Quel sera l’impact sur la vie syndicale de toutes ces fusions d’établissements ?
C’est certain qu’avec sa loi 10, le gouvernement souhaite aussi complexifier le fonctionnement de la vie syndicale. Ce n’est pas l’objectif premier, mais disons que ça ne déplaît pas au gouvernement.
Un mot sur le PL 28 ?
C’est un projet de loi aberrant. Le cas des conférences régionales des élus, les fameux CRÉ, en est un bel exemple.
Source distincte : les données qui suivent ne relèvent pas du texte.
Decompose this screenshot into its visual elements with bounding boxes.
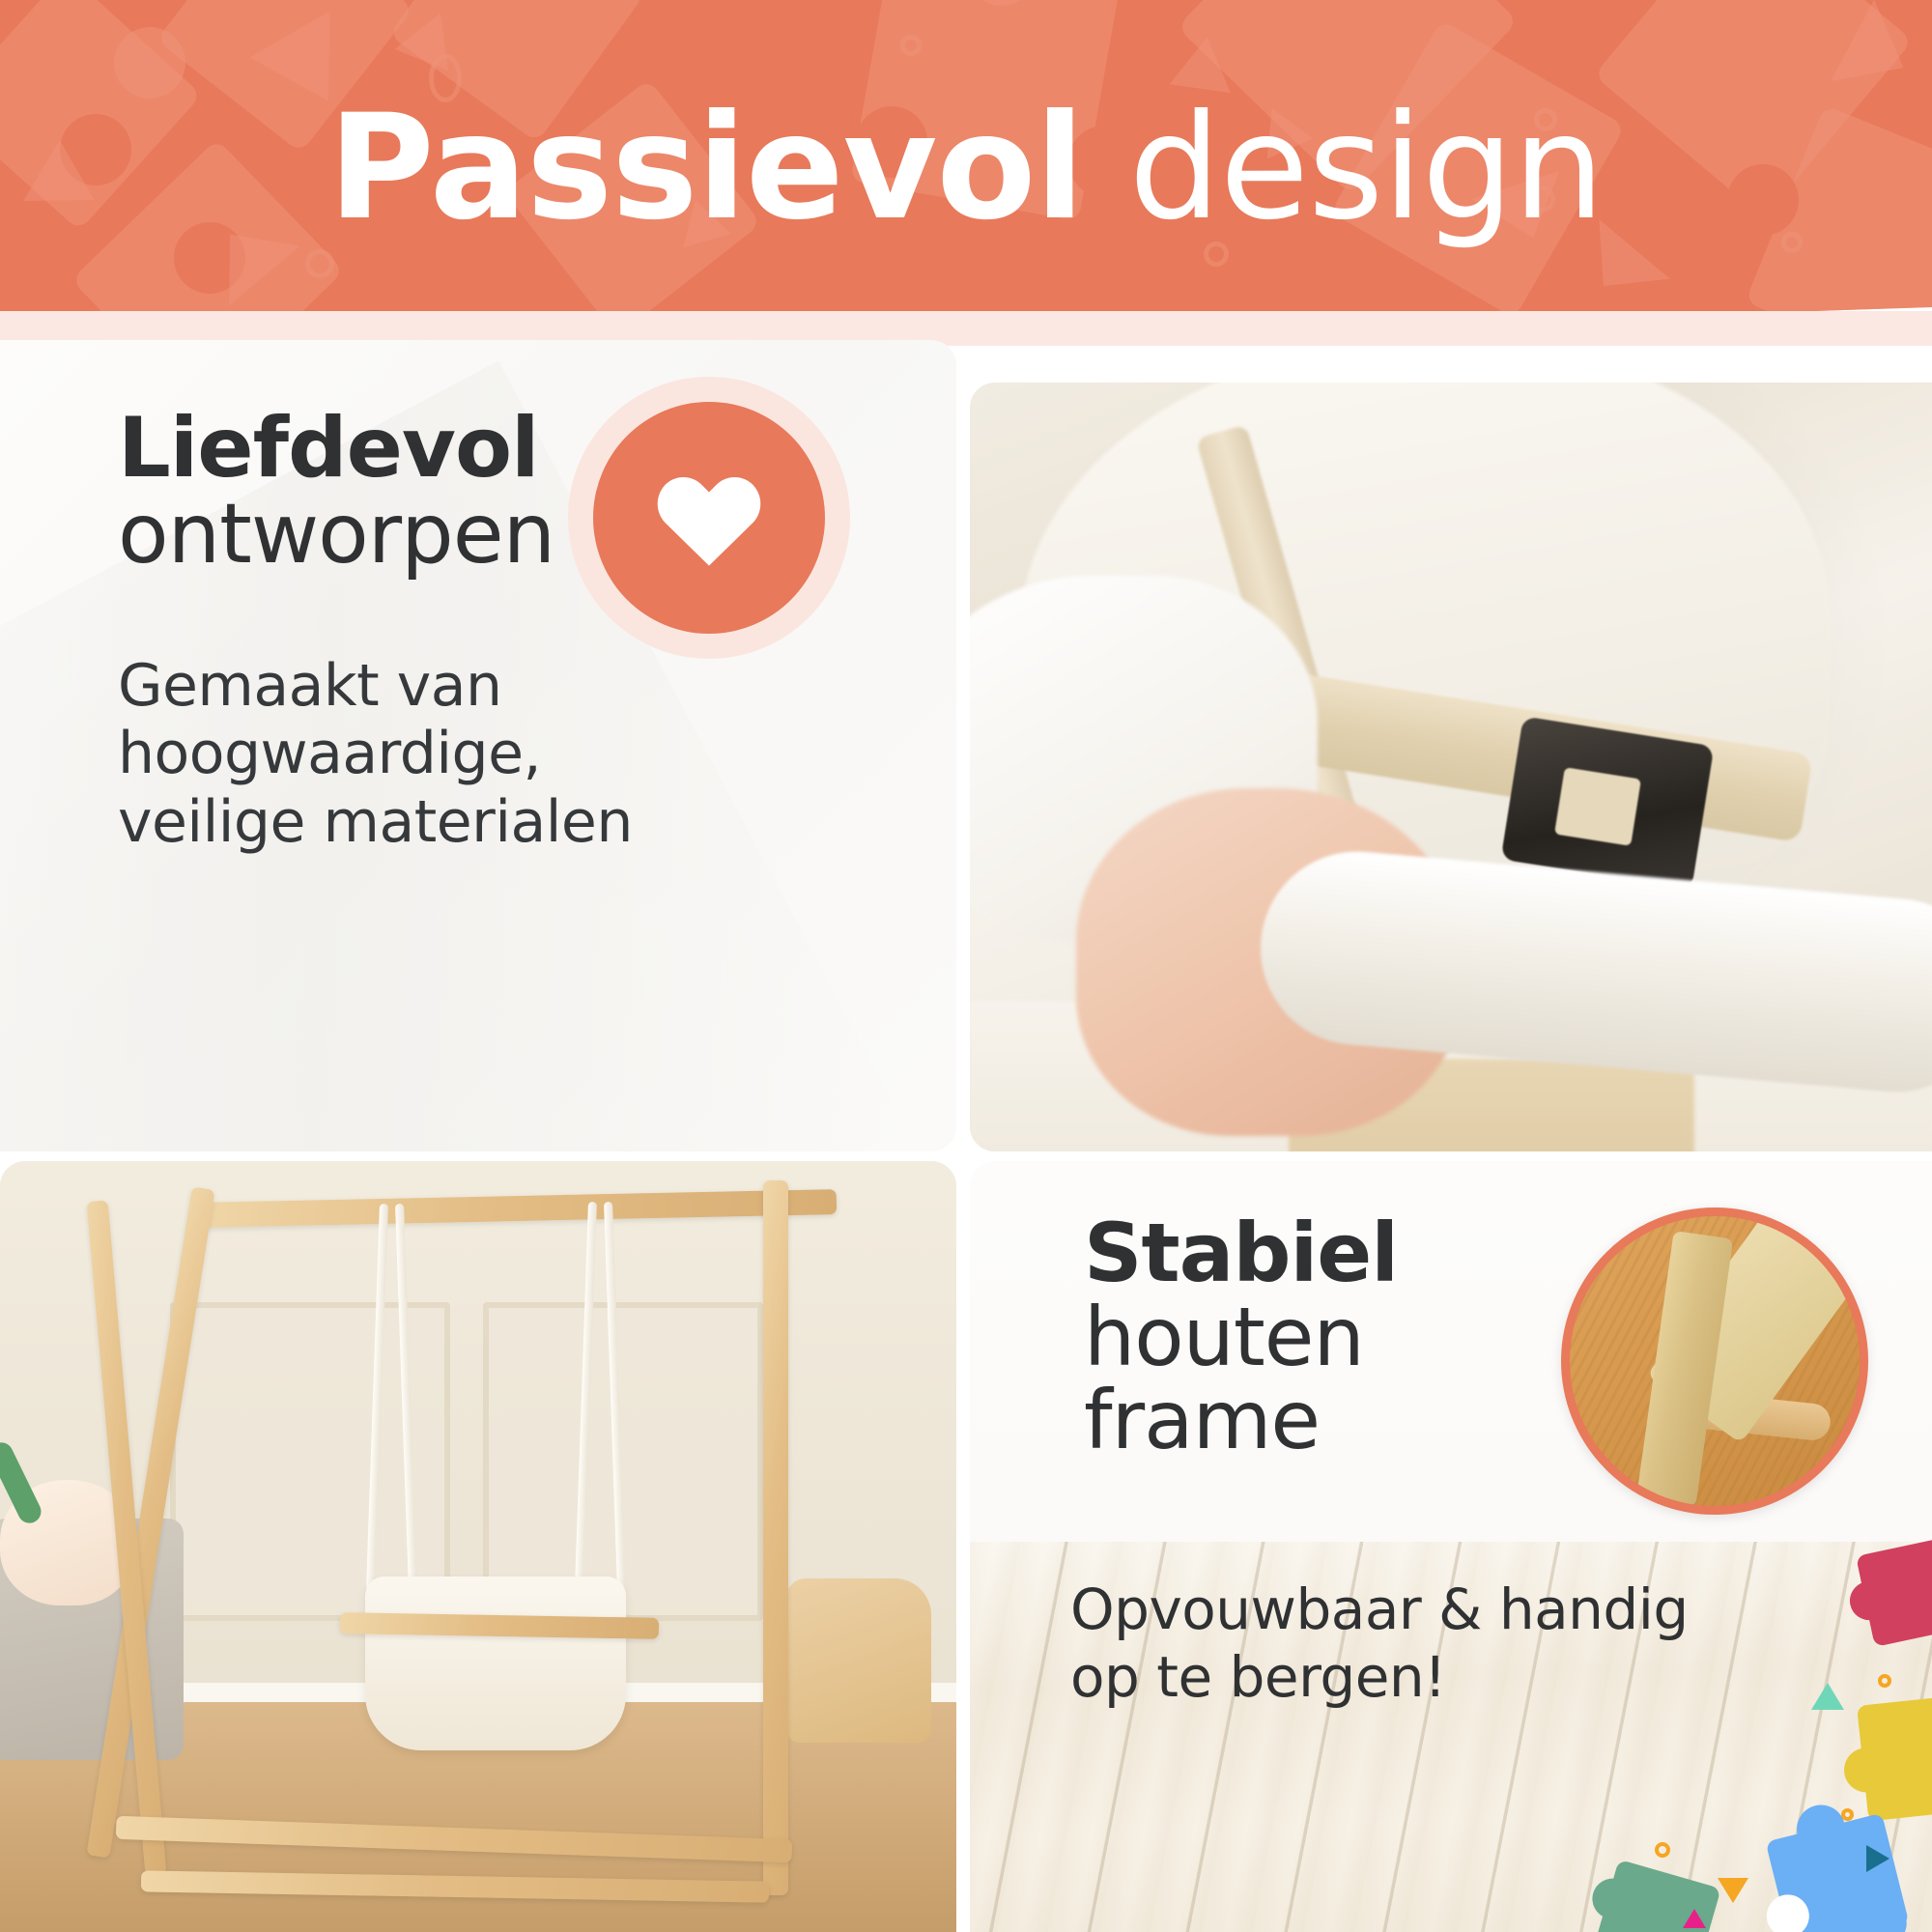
card-heading-liefdevol: Liefdevol ontworpen (118, 406, 956, 577)
card-heading-regular-2b: frame (1084, 1378, 1398, 1463)
photo-baby-holding-bar (970, 383, 1932, 1151)
page-title: Passievol design (0, 93, 1932, 245)
confetti-triangle-pink (1683, 1909, 1706, 1928)
page-title-regular: design (1129, 84, 1605, 252)
puzzle-piece-yellow (1857, 1695, 1932, 1822)
card-heading-bold: Liefdevol (118, 406, 956, 492)
card-body-text-2: Opvouwbaar & handig op te bergen! (1070, 1577, 1689, 1711)
page-title-bold: Passievol (328, 84, 1084, 252)
confetti-triangle-orange (1718, 1878, 1748, 1903)
heart-badge (593, 402, 825, 634)
confetti-triangle-navy (1866, 1845, 1889, 1872)
card-body-2-line-2: op te bergen! (1070, 1644, 1689, 1712)
confetti-ring-1 (1878, 1674, 1891, 1688)
circular-photo-inset-brace (1561, 1208, 1868, 1515)
infographic-canvas: Passievol design Liefdevol ontworpen Gem… (0, 0, 1932, 1932)
feature-card-stable-frame: Stabiel houten frame Opvouwbaar & handig… (970, 1161, 1932, 1932)
confetti-ring-2 (1841, 1808, 1854, 1821)
card-heading-bold-2: Stabiel (1084, 1211, 1398, 1295)
card-body-text: Gemaakt van hoogwaardige, veilige materi… (118, 652, 956, 856)
card-heading-regular: ontworpen (118, 492, 956, 578)
card-body-line-2: hoogwaardige, (118, 720, 956, 787)
card-body-line-1: Gemaakt van (118, 652, 956, 720)
photo-wooden-swing-room (0, 1161, 956, 1932)
heart-icon (652, 467, 766, 569)
confetti-ring-3 (1655, 1842, 1670, 1858)
card-heading-stabiel: Stabiel houten frame (1084, 1211, 1398, 1463)
feature-card-loving-design: Liefdevol ontworpen Gemaakt van hoogwaar… (0, 340, 956, 1151)
card-heading-regular-2a: houten (1084, 1295, 1398, 1379)
header-banner: Passievol design (0, 0, 1932, 328)
confetti-triangle-teal (1811, 1683, 1844, 1710)
card-body-line-3: veilige materialen (118, 788, 956, 856)
card-body-2-line-1: Opvouwbaar & handig (1070, 1577, 1689, 1644)
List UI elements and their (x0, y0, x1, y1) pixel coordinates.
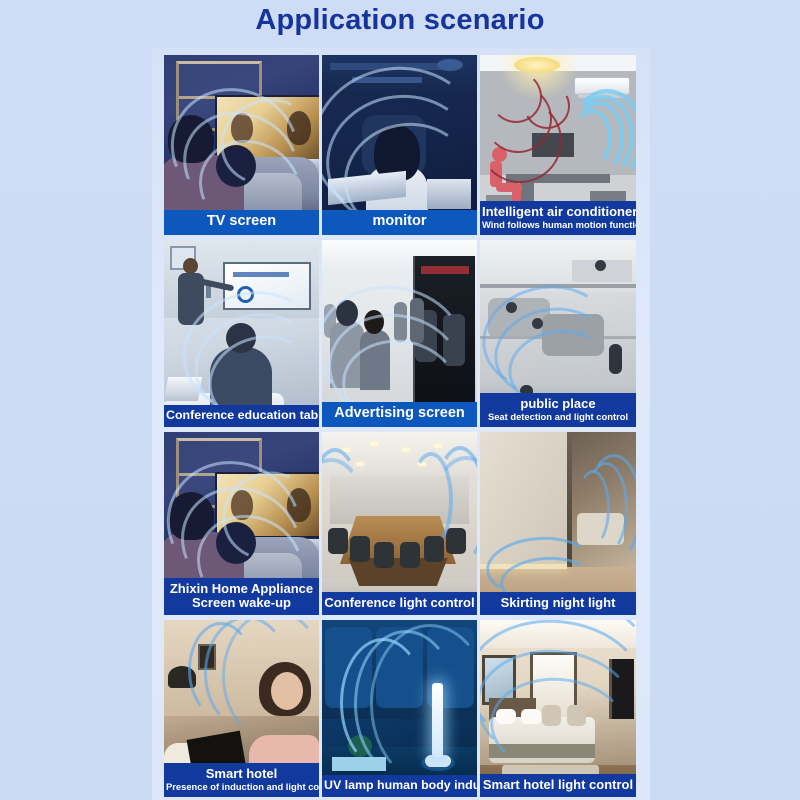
monitor-image (322, 55, 477, 235)
caption-title: Advertising screen (324, 406, 475, 422)
caption-title: public place (482, 397, 634, 411)
caption-bar: UV lamp human body induction (322, 775, 477, 797)
advertising-screen-image (322, 240, 477, 427)
scenario-tile-uv-lamp[interactable]: UV lamp human body induction (322, 620, 477, 797)
caption-title: Smart hotel light control (482, 778, 634, 792)
scenario-tile-smart-hotel[interactable]: Smart hotel Presence of induction and li… (164, 620, 319, 797)
tv-screen-image (164, 55, 319, 235)
scenario-tile-intelligent-air-conditioner[interactable]: Intelligent air conditioner Wind follows… (480, 55, 636, 235)
smart-hotel-light-control-image (480, 620, 636, 797)
scenario-grid: TV screen monitor (164, 55, 636, 797)
caption-bar: monitor (322, 210, 477, 235)
caption-title: monitor (324, 214, 475, 230)
caption-title: Skirting night light (482, 596, 634, 610)
conference-light-control-image (322, 432, 477, 615)
caption-bar: TV screen (164, 210, 319, 235)
caption-bar: Zhixin Home Appliance Screen wake-up (164, 578, 319, 615)
scenario-tile-advertising-screen[interactable]: Advertising screen (322, 240, 477, 427)
caption-bar: Smart hotel Presence of induction and li… (164, 763, 319, 797)
caption-bar: Intelligent air conditioner Wind follows… (480, 201, 636, 235)
scenario-tile-monitor[interactable]: monitor (322, 55, 477, 235)
caption-title: Intelligent air conditioner (482, 205, 634, 219)
uv-lamp-image (322, 620, 477, 797)
caption-title: Conference education tablet (166, 409, 317, 422)
caption-subtitle: Screen wake-up (166, 596, 317, 610)
caption-bar: Advertising screen (322, 402, 477, 427)
skirting-night-light-image (480, 432, 636, 615)
caption-bar: Smart hotel light control (480, 774, 636, 797)
caption-title: TV screen (166, 214, 317, 230)
caption-subtitle: Presence of induction and light control (166, 782, 317, 792)
scenario-tile-zhixin-home-appliance[interactable]: Zhixin Home Appliance Screen wake-up (164, 432, 319, 615)
scenario-tile-conference-light-control[interactable]: Conference light control (322, 432, 477, 615)
conference-education-image (164, 240, 319, 427)
caption-title: Smart hotel (166, 767, 317, 781)
caption-subtitle: Seat detection and light control (482, 412, 634, 422)
caption-bar: Skirting night light (480, 592, 636, 615)
caption-bar: public place Seat detection and light co… (480, 393, 636, 427)
page-title: Application scenario (0, 4, 800, 37)
application-scenario-page: Application scenario TV screen (0, 0, 800, 800)
scenario-tile-tv-screen[interactable]: TV screen (164, 55, 319, 235)
caption-subtitle: Wind follows human motion function (482, 220, 634, 230)
scenario-tile-public-place[interactable]: public place Seat detection and light co… (480, 240, 636, 427)
caption-title: UV lamp human body induction (324, 779, 475, 792)
scenario-tile-conference-education-tablet[interactable]: Conference education tablet (164, 240, 319, 427)
scenario-tile-smart-hotel-light-control[interactable]: Smart hotel light control (480, 620, 636, 797)
caption-title: Zhixin Home Appliance (166, 582, 317, 596)
caption-title: Conference light control (324, 596, 475, 610)
caption-bar: Conference light control (322, 592, 477, 615)
scenario-tile-skirting-night-light[interactable]: Skirting night light (480, 432, 636, 615)
caption-bar: Conference education tablet (164, 405, 319, 427)
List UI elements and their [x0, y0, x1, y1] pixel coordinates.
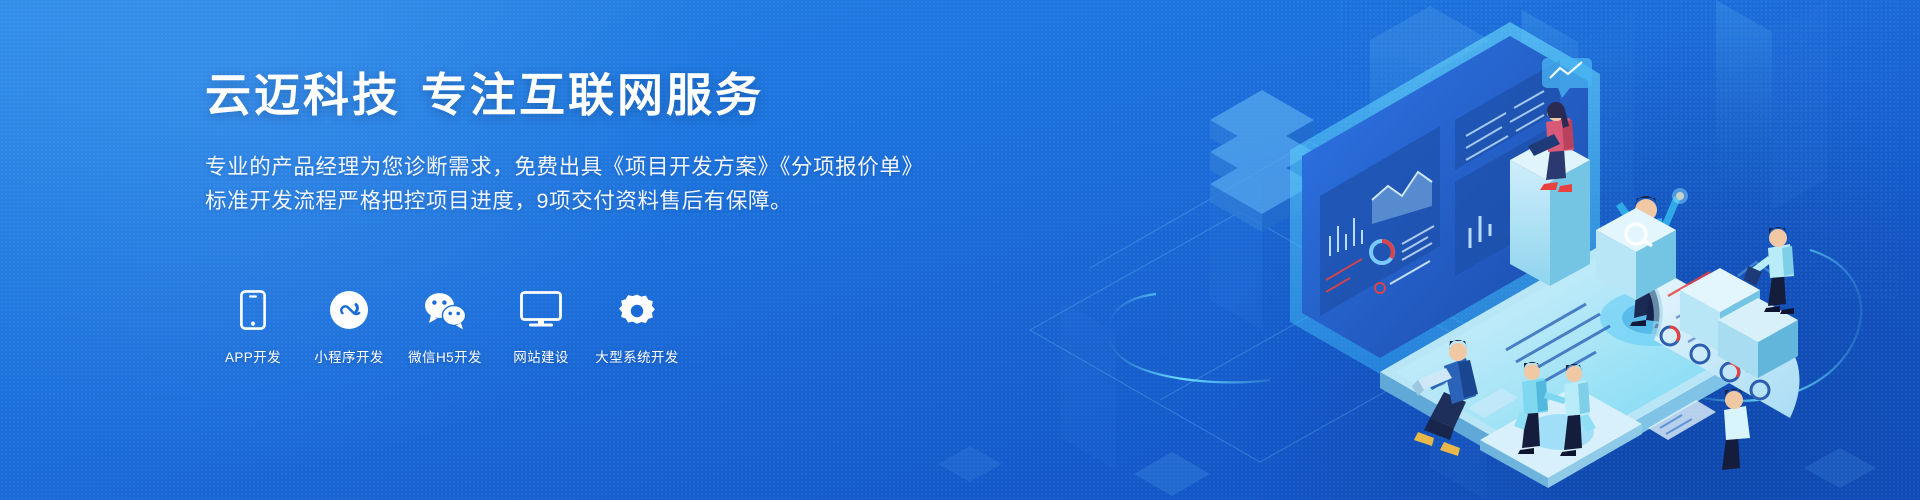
mobile-phone-icon — [240, 288, 266, 332]
service-label: APP开发 — [225, 346, 281, 366]
service-item-mini-program[interactable]: 小程序开发 — [301, 288, 397, 366]
promo-banner: 云迈科技专注互联网服务 专业的产品经理为您诊断需求，免费出具《项目开发方案》《分… — [0, 0, 1920, 500]
banner-copy: 云迈科技专注互联网服务 专业的产品经理为您诊断需求，免费出具《项目开发方案》《分… — [205, 68, 965, 218]
service-item-website[interactable]: 网站建设 — [493, 288, 589, 366]
headline-tagline: 专注互联网服务 — [421, 69, 764, 121]
monitor-icon — [520, 288, 562, 332]
mini-program-icon — [329, 288, 369, 332]
service-list: APP开发 小程序开发 — [205, 288, 685, 366]
service-item-app[interactable]: APP开发 — [205, 288, 301, 366]
service-item-system[interactable]: 大型系统开发 — [589, 288, 685, 366]
subtitle-line-2: 标准开发流程严格把控项目进度，9项交付资料售后有保障。 — [205, 184, 965, 218]
isometric-tech-illustration — [910, 0, 1920, 500]
gear-icon — [617, 288, 657, 332]
service-label: 大型系统开发 — [595, 346, 678, 366]
service-item-wechat[interactable]: 微信H5开发 — [397, 288, 493, 366]
subtitle-line-1: 专业的产品经理为您诊断需求，免费出具《项目开发方案》《分项报价单》 — [205, 150, 965, 184]
headline-brand: 云迈科技 — [205, 69, 401, 121]
page-title: 云迈科技专注互联网服务 — [205, 68, 965, 122]
wechat-icon — [422, 288, 468, 332]
banner-subtitle: 专业的产品经理为您诊断需求，免费出具《项目开发方案》《分项报价单》 标准开发流程… — [205, 150, 965, 218]
service-label: 网站建设 — [513, 346, 569, 366]
service-label: 小程序开发 — [314, 346, 384, 366]
service-label: 微信H5开发 — [408, 346, 482, 366]
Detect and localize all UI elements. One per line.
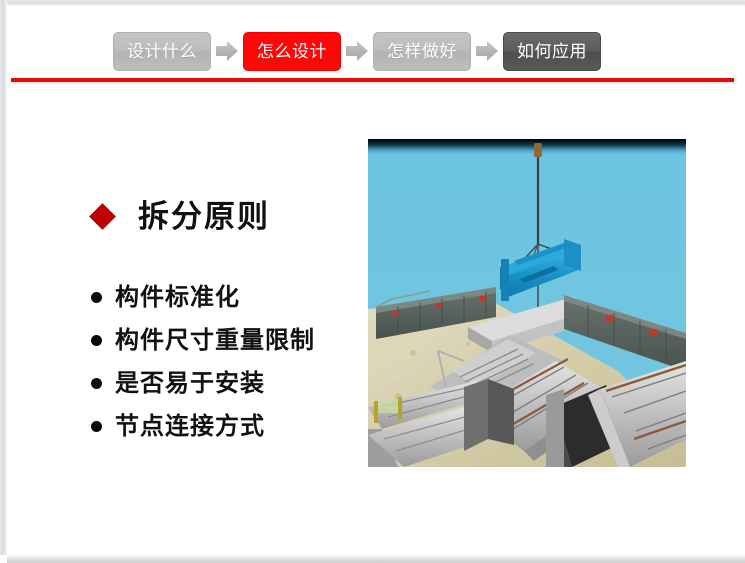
nav-step-1-label: 设计什么 [127, 43, 197, 60]
right-arrow-icon [474, 38, 500, 64]
bullet-dot-icon [91, 378, 102, 389]
list-item: 节点连接方式 [91, 405, 371, 448]
construction-scene-illustration [368, 139, 686, 467]
red-diamond-icon [89, 203, 116, 230]
list-item-label: 节点连接方式 [115, 415, 265, 439]
section-heading: 拆分原则 [93, 201, 270, 232]
red-divider-shadow [11, 82, 734, 85]
principles-list: 构件标准化 构件尺寸重量限制 是否易于安装 节点连接方式 [91, 276, 371, 448]
prefab-construction-render [368, 139, 686, 467]
list-item: 是否易于安装 [91, 362, 371, 405]
list-item-label: 构件尺寸重量限制 [115, 329, 315, 353]
right-arrow-icon [344, 38, 370, 64]
nav-step-4-label: 如何应用 [517, 43, 587, 60]
list-item-label: 构件标准化 [115, 286, 240, 310]
nav-step-3[interactable]: 怎样做好 [373, 32, 471, 71]
list-item-label: 是否易于安装 [115, 372, 265, 396]
list-item: 构件尺寸重量限制 [91, 319, 371, 362]
list-item: 构件标准化 [91, 276, 371, 319]
bullet-dot-icon [91, 335, 102, 346]
nav-step-2-label: 怎么设计 [257, 43, 327, 60]
nav-step-1[interactable]: 设计什么 [113, 32, 211, 71]
bullet-dot-icon [91, 421, 102, 432]
process-steps-nav: 设计什么 怎么设计 怎样做好 如何应用 [113, 30, 601, 72]
slide-border-bottom [7, 554, 745, 563]
bullet-dot-icon [91, 292, 102, 303]
slide-border-left [0, 0, 7, 555]
nav-step-2[interactable]: 怎么设计 [243, 32, 341, 71]
nav-step-4[interactable]: 如何应用 [503, 32, 601, 71]
page-title: 拆分原则 [138, 201, 270, 232]
nav-step-3-label: 怎样做好 [387, 43, 457, 60]
slide-frame: 设计什么 怎么设计 怎样做好 如何应用 [0, 0, 745, 563]
right-arrow-icon [214, 38, 240, 64]
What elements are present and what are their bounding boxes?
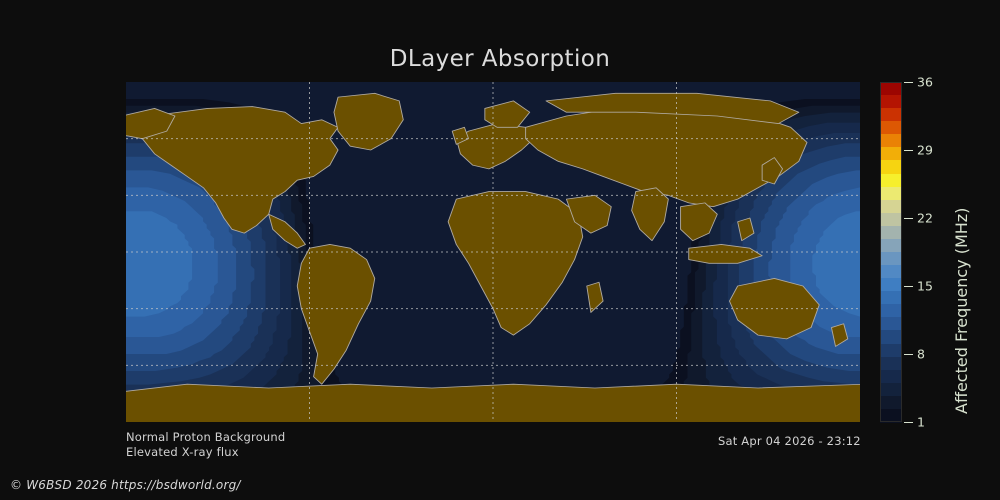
colorbar-max-marker: Max	[880, 282, 910, 306]
colorbar-band	[880, 82, 902, 96]
colorbar-band	[880, 330, 902, 344]
colorbar-tick	[904, 82, 913, 83]
colorbar-band	[880, 357, 902, 371]
page-title: DLayer Absorption	[0, 46, 1000, 72]
colorbar-tick	[904, 422, 913, 423]
colorbar-band	[880, 147, 902, 161]
colorbar-band	[880, 160, 902, 174]
colorbar-tick	[904, 354, 913, 355]
colorbar-band	[880, 304, 902, 318]
colorbar-band	[880, 108, 902, 122]
timestamp-label: Sat Apr 04 2026 - 23:12	[718, 434, 861, 448]
colorbar-band	[880, 200, 902, 214]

Au moment de son dépôt, le PL 28 venait abolir les CRÉ, tout en empêchant les travailleurs d’avoir recours à l’article 45 du Code du travail, qui prévoit que le changement d’employeur par vente ou concession totale ou partielle d’une entreprise n’invalide pas l’accréditation syndicale et, s’il en existe une, la convention collective. Donc, pas de transfert possible pour ces travailleurs, puisque leur accréditation ne tient plus. Il y a finalement eu un amendement à la dernière minute. Alors qu’on espérait un assouplissement du ministre, il a plutôt opté pour la ligne dure et décidé d’étendre la mesure aux employé-es des centres locaux de développement, les CLD, et aux corporations de développement économique communautaire, les CDEC.